IPC_CLIENT_CONNECT_MAX_RETRIES_ON_SOCKET_TIMEOUTS_KEY,
conf.getInt(YarnConfiguration.RM_NODEMANAGER_CONNECT_RETRIES,
YarnConfiguration.DEFAULT_RM_NODEMANAGER_CONNECT_RETRIES));
setConfig(newConf);
super.serviceInit(newConf);
}
五.serviceStart
这里没有啥说的,主要是启动主工作线程launcherHandlingThread
@Override
protected void serviceStart() throws Exception {
launcherHandlingThread.start();
super.serviceStart();
}
六.LauncherThread
LauncherThread是主工作线程 , 主要是从队列masterEvents中领取任务.然后交由工作线程池launcherPool执行.
@Override
public void run() {
while (!this.isInterrupted()) {
Runnable toLaunch;
try {
// 从队列汇总获取任务.
toLaunch = masterEvents.take();
// 线程池用于处理 masterEvents 队列中的事件
launcherPool.execute(toLaunch);
} catch (InterruptedException e) {
LOG.warn(this.getClass().getName() + " interrupted.
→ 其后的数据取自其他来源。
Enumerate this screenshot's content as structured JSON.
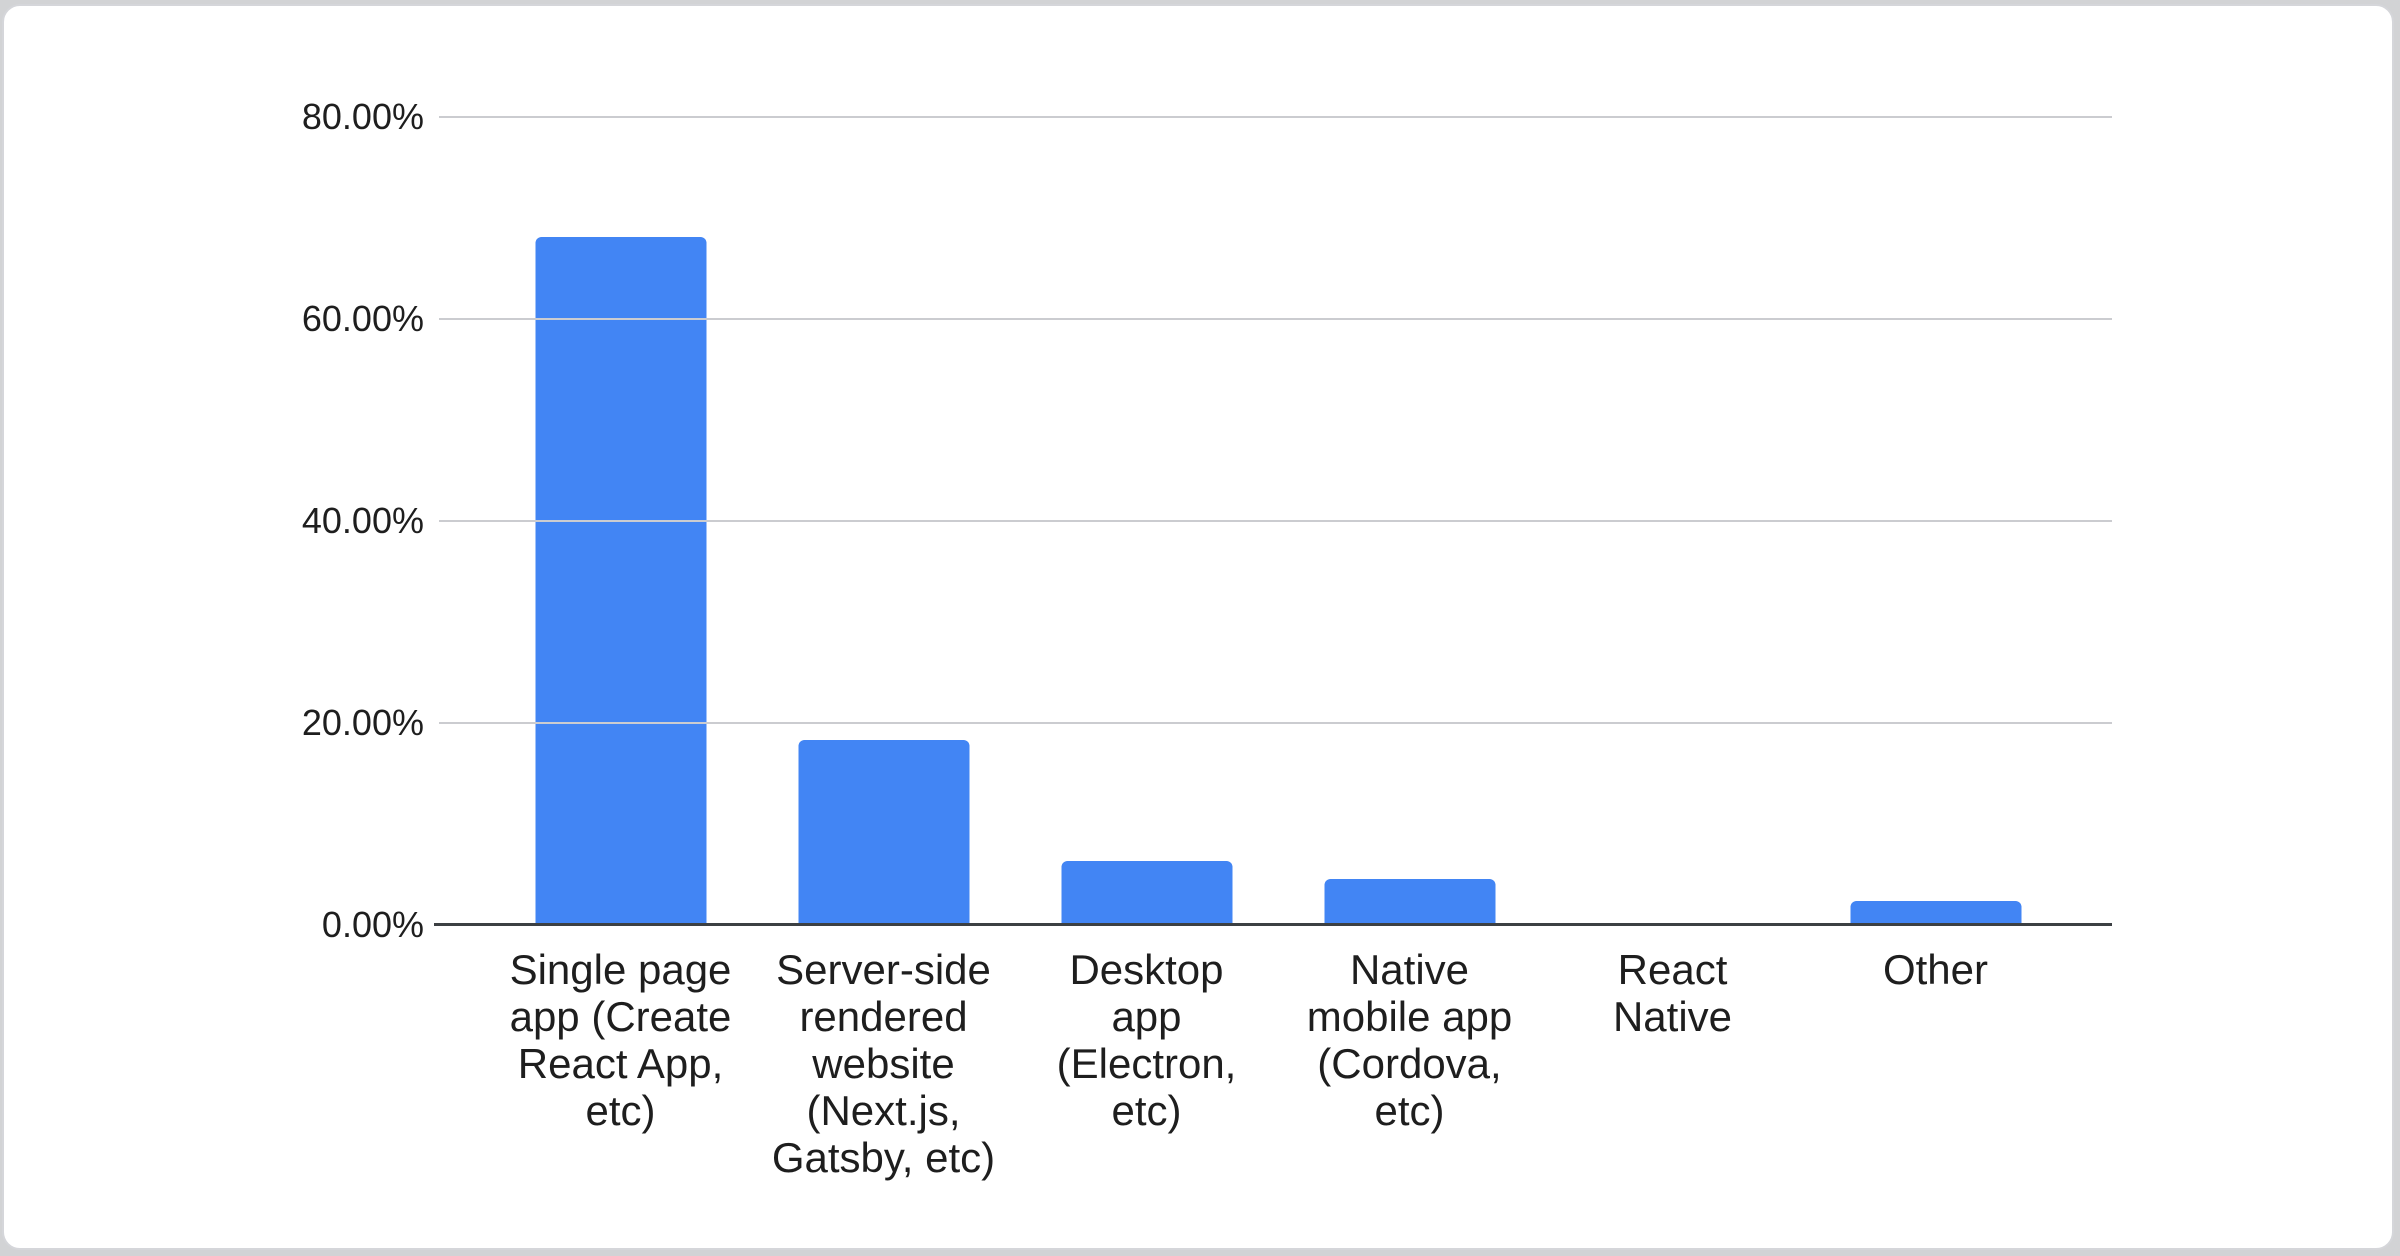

Returning.");
return;
}
}
}
七. handle
主要处理AMLauncherEvent 时间. 根据事件类型处理任务.
主要有两种任务类型 LAUNCH 和 CLEANUP
@Override
public synchronized void handle(AMLauncherEvent appEvent) {
AMLauncherEventType event = appEvent.getType();
RMAppAttempt application = appEvent.getAppAttempt();
switch (event) {
case LAUNCH:
// 处理启动类型事件
launch(application);
break;
case CLEANUP:
// 处理清理操作
cleanup(application);
break;
default:
break;
}
}
八. launch
主要是构建启动类型的任务加入到masterEvents, 稍后会有主线程执行.
private void launch(RMAppAttempt application) {
// 构建启动类型的任务
Runnable launcher = createRunnableLauncher(application, AMLauncherEventType.LAUNCH);
// 添加任务队列
masterEvents.add(launcher);
}
//构建 AMLauncher
protected Runnable createRunnableLauncher(RMAppAttempt application,
AMLauncherEventType event) {
Runnable launcher = new AMLauncher(context, application, event, getConfig());
return launcher;
}
在这里,我们看到 这里构建的是AMLauncher , 交由工作线程池开始执行.
九.AMLauncher
负责两种类型的事件 LAUNCH 和 CLEANUP 两种事件
9.1. 通讯协议ContainerManagementProtocol
ContainerManagementProtocol: AM与NM之间的协议, AM通过该RPC要求NM启动或者停止Container, 获取各个Container的使用状态等信息。
方法名称 | 描述 |
---|---|
startContainers | 启动容器 |
stopContainers | 停止容器 |
getContainerStatuses | 获取容器状态 |
increaseContainersResource [废弃] | 增加容器资源 |
updateContainer | 更新容器 |
signalToContainer | 发送信号 |
localize | 本地化容器所需的资源,目前,此API仅适用于运行容器 |
reInitializeContainer | 使用新的 Launch Context 初始化容器 |
restartContainer | 重新启动容器 |
rollbackLastReInitialization | 尝试回滚最后一次重新初始化操作 |
commitLastReInitialization | 尝试提交最后一次初始化操作,如果提交成功则不可以回滚. |
ContainerManagementProtocol协议主要提供了以下三个RPC函数 :
❑ startContainer: ApplicationMaster通过该RPC要求NodeManager启动一个Container。该函数有一个StartContainerRequest类型的参数, 封装了Container启动所需的本地资源、 环境变量、 执行命令、 Token等信息。 如果Container启动成功, 则该函数返回一个StartContainerResponse对象。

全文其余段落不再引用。